- Genre: Documentary
- Created by: Twofour Broadcast
- Presented by: Various
- Country of origin: United Kingdom
- Original language: English
- No. of seasons: 1
- No. of episodes: 3 (to date) (list of episodes)

Production
- Running time: 60 minutes

Original release
- Network: Virgin 1
- Release: 1 October – 20 December 2007

= ....Envy =

....Envy is a series of documentaries created for Virgin 1 designed to highlight growing British obsessions.

==Seasons==

===Season 1===
The first season's episodes began airing on 1 October 2007.

The original airdates (United Kingdom) are listed here for each episode.

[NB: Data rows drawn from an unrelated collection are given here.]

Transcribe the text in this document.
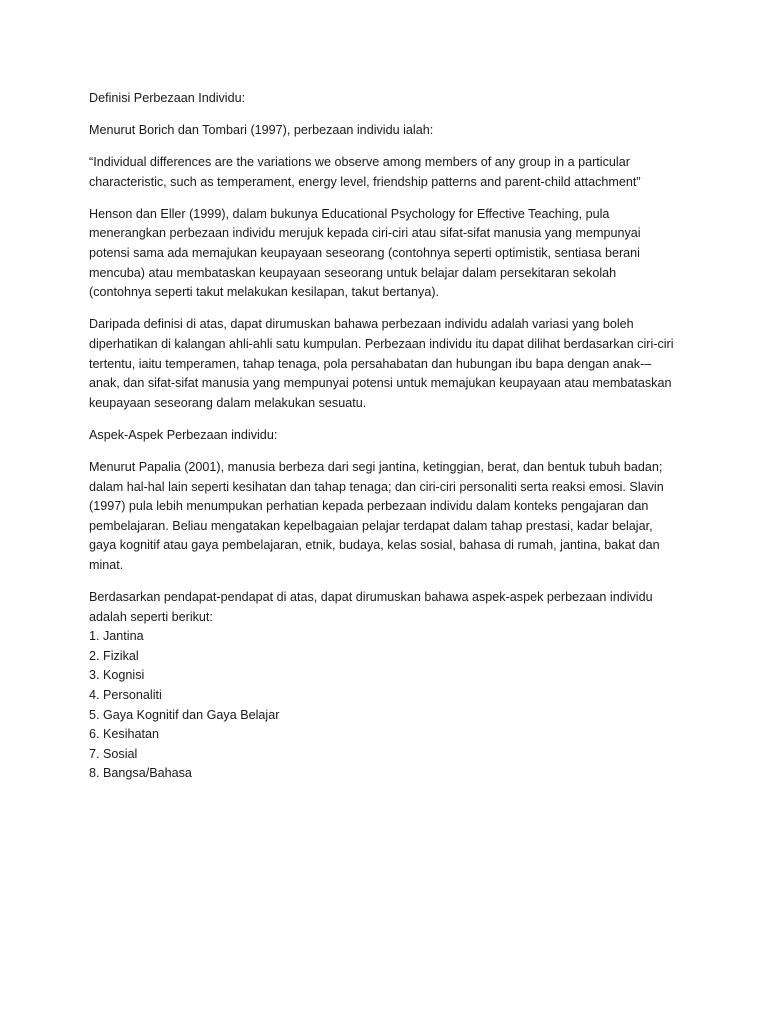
Definisi Perbezaan Individu:

Menurut Borich dan Tombari (1997), perbezaan individu ialah:

“Individual differences are the variations we observe among members of any group in a particular characteristic, such as temperament, energy level, friendship patterns and parent-child attachment”

Henson dan Eller (1999), dalam bukunya Educational Psychology for Effective Teaching, pula menerangkan perbezaan individu merujuk kepada ciri-ciri atau sifat-sifat manusia yang mempunyai potensi sama ada memajukan keupayaan seseorang (contohnya seperti optimistik, sentiasa berani mencuba) atau membataskan keupayaan seseorang untuk belajar dalam persekitaran sekolah (contohnya seperti takut melakukan kesilapan, takut bertanya).

Daripada definisi di atas, dapat dirumuskan bahawa perbezaan individu adalah variasi yang boleh diperhatikan di kalangan ahli-ahli satu kumpulan. Perbezaan individu itu dapat dilihat berdasarkan ciri-ciri tertentu, iaitu temperamen, tahap tenaga, pola persahabatan dan hubungan ibu bapa dengan anak-–anak, dan sifat-sifat manusia yang mempunyai potensi untuk memajukan keupayaan atau membataskan keupayaan seseorang dalam melakukan sesuatu.

Aspek-Aspek Perbezaan individu:

Menurut Papalia (2001), manusia berbeza dari segi jantina, ketinggian, berat, dan bentuk tubuh badan; dalam hal-hal lain seperti kesihatan dan tahap tenaga; dan ciri-ciri personaliti serta reaksi emosi. Slavin (1997) pula lebih menumpukan perhatian kepada perbezaan individu dalam konteks pengajaran dan pembelajaran. Beliau mengatakan kepelbagaian pelajar terdapat dalam tahap prestasi, kadar belajar, gaya kognitif atau gaya pembelajaran, etnik, budaya, kelas sosial, bahasa di rumah, jantina, bakat dan minat.

Berdasarkan pendapat-pendapat di atas, dapat dirumuskan bahawa aspek-aspek perbezaan individu adalah seperti berikut:

1. Jantina
2. Fizikal
3. Kognisi
4. Personaliti
5. Gaya Kognitif dan Gaya Belajar
6. Kesihatan
7. Sosial
8. Bangsa/Bahasa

| No. | Title | Original release date | Prod. code |
| 1 | "The Great British: Penis Envy" | 1 October 2007 | 101 |
The Great British: Penis Envy explored the results of a specially commissioned national research project entitled, "The Great British Penis Survey", as well as conducting an experiment called "The Enlargement Experiment" that was designed to discover whether or not going to extreme lengths ever works.
| 2 | "Boob Envy" | 13 December 2007 | 102 |
Presented by Thaila Zucchi, Boob Envy explores whether having a big bosom makes a woman happy or is seen as a pain in the back. The show also covered the male opinion, and speaks to biologists in an attempt to uncover why breasts come in so many shapes and sizes. The show followed a group of woman who believe that their breast size is inadequate and after being given the opportunity to meet with a cosmetic surgeon for an initial breast enhancement consultation whether they will go through with the operation. As well as a chance to see exactly what the surgery entails as the show follows one teenager as she undergoes the procedure.
| 3 | "Money Envy" | 20 December 2007 | 103 |
Presented by Stephen K Amos, Money Envy explores why Britain has become a nation motivated by bank balances and consumer goods, and looks at the world of the super rich to attempt to uncover whether being rich makes people as happy as people believe it will.